The scums, in prison slang, are the prisoners who work for the prison administration as a punitive detachment, who forced us to kneel down with our hands behind our necks. After half an hour of sitting in this position our legs tired out, and the older prisoners started to fall down, one after another. “Sit still, don’t move!” the scum [...] shouted out. He was around 25 or 30, and he had been sentenced to 12 years. He was an active assistant to the guards, who always entrusted him with quarantine prisoners, because he generated the cruelest methods of crushing the newcomers.162

Both Turlibekov and Khaidarov described other elements of the “lomka”:

  • Prisoners being forced to act out “Duck steps” – a position where the prisoners must squat down and are forced to walk up and down a staircase. Those who fall down are beaten.
  • Prisoners being forced to squat on their haunches with their hands behind the neck for an hour or more.
  • Prisoners being forced to squatting, with their arms extended out in front of then, so that the prison guards could beat them with a truncheon on the fingers.

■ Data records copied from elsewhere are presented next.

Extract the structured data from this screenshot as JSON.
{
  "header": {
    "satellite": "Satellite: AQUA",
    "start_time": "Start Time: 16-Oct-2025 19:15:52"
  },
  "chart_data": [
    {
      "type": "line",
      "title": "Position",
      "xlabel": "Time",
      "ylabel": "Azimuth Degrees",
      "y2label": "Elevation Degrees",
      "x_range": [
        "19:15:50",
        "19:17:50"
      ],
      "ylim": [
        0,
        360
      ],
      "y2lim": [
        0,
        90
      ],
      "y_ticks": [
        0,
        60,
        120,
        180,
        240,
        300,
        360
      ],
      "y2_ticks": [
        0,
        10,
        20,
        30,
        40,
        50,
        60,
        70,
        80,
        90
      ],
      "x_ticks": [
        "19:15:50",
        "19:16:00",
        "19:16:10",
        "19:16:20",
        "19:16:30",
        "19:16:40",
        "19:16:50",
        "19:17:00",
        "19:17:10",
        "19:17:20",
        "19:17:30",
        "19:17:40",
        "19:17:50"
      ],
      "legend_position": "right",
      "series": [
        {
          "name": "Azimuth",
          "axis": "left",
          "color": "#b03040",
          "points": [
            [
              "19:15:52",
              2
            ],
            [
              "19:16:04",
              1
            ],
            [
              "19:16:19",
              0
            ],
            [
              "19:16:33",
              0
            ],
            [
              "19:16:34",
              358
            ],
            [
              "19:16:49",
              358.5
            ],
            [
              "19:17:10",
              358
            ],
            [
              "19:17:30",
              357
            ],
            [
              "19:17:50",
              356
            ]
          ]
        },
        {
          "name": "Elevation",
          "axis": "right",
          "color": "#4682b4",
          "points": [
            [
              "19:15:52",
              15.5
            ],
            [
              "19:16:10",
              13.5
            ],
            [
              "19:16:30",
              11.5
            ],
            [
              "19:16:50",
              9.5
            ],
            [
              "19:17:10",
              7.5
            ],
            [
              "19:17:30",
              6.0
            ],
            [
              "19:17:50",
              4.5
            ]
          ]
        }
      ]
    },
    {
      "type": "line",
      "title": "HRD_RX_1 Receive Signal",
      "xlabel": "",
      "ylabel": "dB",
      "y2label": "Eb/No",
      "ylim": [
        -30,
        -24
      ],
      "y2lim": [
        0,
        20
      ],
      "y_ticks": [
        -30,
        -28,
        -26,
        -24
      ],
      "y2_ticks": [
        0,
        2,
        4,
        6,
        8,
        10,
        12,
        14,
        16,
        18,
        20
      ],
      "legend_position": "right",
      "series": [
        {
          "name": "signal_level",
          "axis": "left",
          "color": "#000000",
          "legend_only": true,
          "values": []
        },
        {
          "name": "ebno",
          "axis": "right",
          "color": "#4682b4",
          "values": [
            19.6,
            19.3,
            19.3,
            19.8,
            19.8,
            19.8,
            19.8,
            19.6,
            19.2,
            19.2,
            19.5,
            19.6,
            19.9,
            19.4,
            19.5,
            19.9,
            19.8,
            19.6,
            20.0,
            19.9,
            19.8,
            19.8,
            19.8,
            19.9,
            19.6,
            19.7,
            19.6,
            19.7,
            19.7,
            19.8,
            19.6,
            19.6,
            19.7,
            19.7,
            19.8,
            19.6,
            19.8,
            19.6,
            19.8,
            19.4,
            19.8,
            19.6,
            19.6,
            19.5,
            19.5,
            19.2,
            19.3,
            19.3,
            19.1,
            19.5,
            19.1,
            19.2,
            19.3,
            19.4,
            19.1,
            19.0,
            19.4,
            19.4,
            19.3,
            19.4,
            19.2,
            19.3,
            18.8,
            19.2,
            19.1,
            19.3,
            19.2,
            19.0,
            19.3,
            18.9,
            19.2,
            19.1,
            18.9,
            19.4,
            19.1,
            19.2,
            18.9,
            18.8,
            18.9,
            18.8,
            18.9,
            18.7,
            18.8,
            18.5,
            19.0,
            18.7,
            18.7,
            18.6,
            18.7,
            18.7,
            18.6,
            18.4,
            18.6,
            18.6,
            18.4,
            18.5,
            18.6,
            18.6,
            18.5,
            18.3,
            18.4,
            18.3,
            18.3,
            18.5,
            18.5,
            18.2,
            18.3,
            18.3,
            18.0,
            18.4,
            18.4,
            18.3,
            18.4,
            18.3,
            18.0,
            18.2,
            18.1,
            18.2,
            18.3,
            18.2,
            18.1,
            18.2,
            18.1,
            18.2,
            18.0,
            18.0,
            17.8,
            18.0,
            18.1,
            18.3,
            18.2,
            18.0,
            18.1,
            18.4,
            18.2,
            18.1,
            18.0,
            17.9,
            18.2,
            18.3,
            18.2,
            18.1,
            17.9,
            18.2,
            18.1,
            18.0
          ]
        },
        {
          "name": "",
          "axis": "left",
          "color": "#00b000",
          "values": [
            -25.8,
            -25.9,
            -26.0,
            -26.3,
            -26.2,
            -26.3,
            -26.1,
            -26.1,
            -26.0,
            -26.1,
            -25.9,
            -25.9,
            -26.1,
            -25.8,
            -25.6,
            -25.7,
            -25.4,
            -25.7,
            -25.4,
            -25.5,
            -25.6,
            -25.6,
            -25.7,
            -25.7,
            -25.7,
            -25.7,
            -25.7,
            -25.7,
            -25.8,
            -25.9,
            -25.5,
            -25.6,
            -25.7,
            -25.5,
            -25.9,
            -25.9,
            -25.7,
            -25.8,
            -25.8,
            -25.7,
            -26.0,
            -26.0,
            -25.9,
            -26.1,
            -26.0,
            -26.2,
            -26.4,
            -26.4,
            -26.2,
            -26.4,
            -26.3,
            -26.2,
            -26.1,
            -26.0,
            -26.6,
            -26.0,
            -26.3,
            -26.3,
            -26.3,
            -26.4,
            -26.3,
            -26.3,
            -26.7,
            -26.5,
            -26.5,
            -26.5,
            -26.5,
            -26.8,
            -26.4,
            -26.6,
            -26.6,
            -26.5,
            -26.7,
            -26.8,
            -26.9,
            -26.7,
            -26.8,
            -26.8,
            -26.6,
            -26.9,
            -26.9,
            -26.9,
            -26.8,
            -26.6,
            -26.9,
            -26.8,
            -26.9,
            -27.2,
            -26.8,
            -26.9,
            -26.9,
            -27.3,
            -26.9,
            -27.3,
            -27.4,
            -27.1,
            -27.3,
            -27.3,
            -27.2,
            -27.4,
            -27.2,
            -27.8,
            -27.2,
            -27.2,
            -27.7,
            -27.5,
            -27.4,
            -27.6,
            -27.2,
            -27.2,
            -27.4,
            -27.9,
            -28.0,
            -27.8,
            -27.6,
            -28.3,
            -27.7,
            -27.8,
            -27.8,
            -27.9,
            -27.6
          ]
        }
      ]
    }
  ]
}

Khaidarov summarized his “lomka” experience:

You start to lose your human look and feelings. You start thinking that you are stuck forever in this place. Everybody says that you have to survive lomka, and then you will be okay.163




152 Optional Protocol to the Convention against Torture and Other Cruel, Inhuman or Degrading Treatment or Punishment, adopted on December 18, 2002, UN Doc. A/RES/57/199. Effective June 22, 2006.

153 “Council Conclusions on Uzbekistan, General Affairs and External Relations Council, May 14, 2007, http://www.delkaz.cec.eu.int/joomla/index.php?option=com_content&task=view&id=145&Itemid=43 (accessed July 5, 2007). ICRC prison monitoring is confidential and shared only with the host government. So while ICRC monitoring is very important in bringing changes in prison conditions, it is not intended to be a substitute for public reporting on ill-treatment and torture aimed at providing greater government accountability.

154 Letter from the Office of the Ombudsman to Human Rights Watch, August 2, 2007. For more details see Appendix.

155 Human Rights Watch meeting with Sayora Rashidova, ombudswoman, Tashkent, May 27, 2007.

156 Ibid.

157 Human Rights Watch interview with mother of Agzam A., June 21, 2007.

158 Ibid.

159 For instance the European Prison Rules set out basic principles about independent prison inspections. The Optional Protocol to the Convention against Torture requires the establishment of national systems of monitoring. In addition, there are the Paris Principles about national human rights institutions per se. Principles relating to the Status of National Institutions (The Paris Principles) Adopted by General Assembly resolution 48/134 of 20 December 1993. The Report of the Report of the Special Rapporteur on torture and other cruel, inhuman or degrading treatment or punishment of 14 August 2006 sets out pre-requisites for an effective monitoring system.

160 Local human rights groups such as Ezgulik, the Initiative Group of Independent Defenders of Uzbekistan (IGNPU) and the Rapid Response Group publish press releases about prison conditions on a regular basis. All press releases are online available at http://www.ignpu.com and http://www.ezgulik.org.

161 Human Rights Watch interview with Yadgar Turlibekov, Tashkent, February 19, 2007.

162 Ulugbek Khaidarov, “History of One Photograph,” published on www.uznews.net, January 24, 2006.

163 Human Rights Watch interview with Ulugbek Khaidarov, Almaty, July 16, 2007.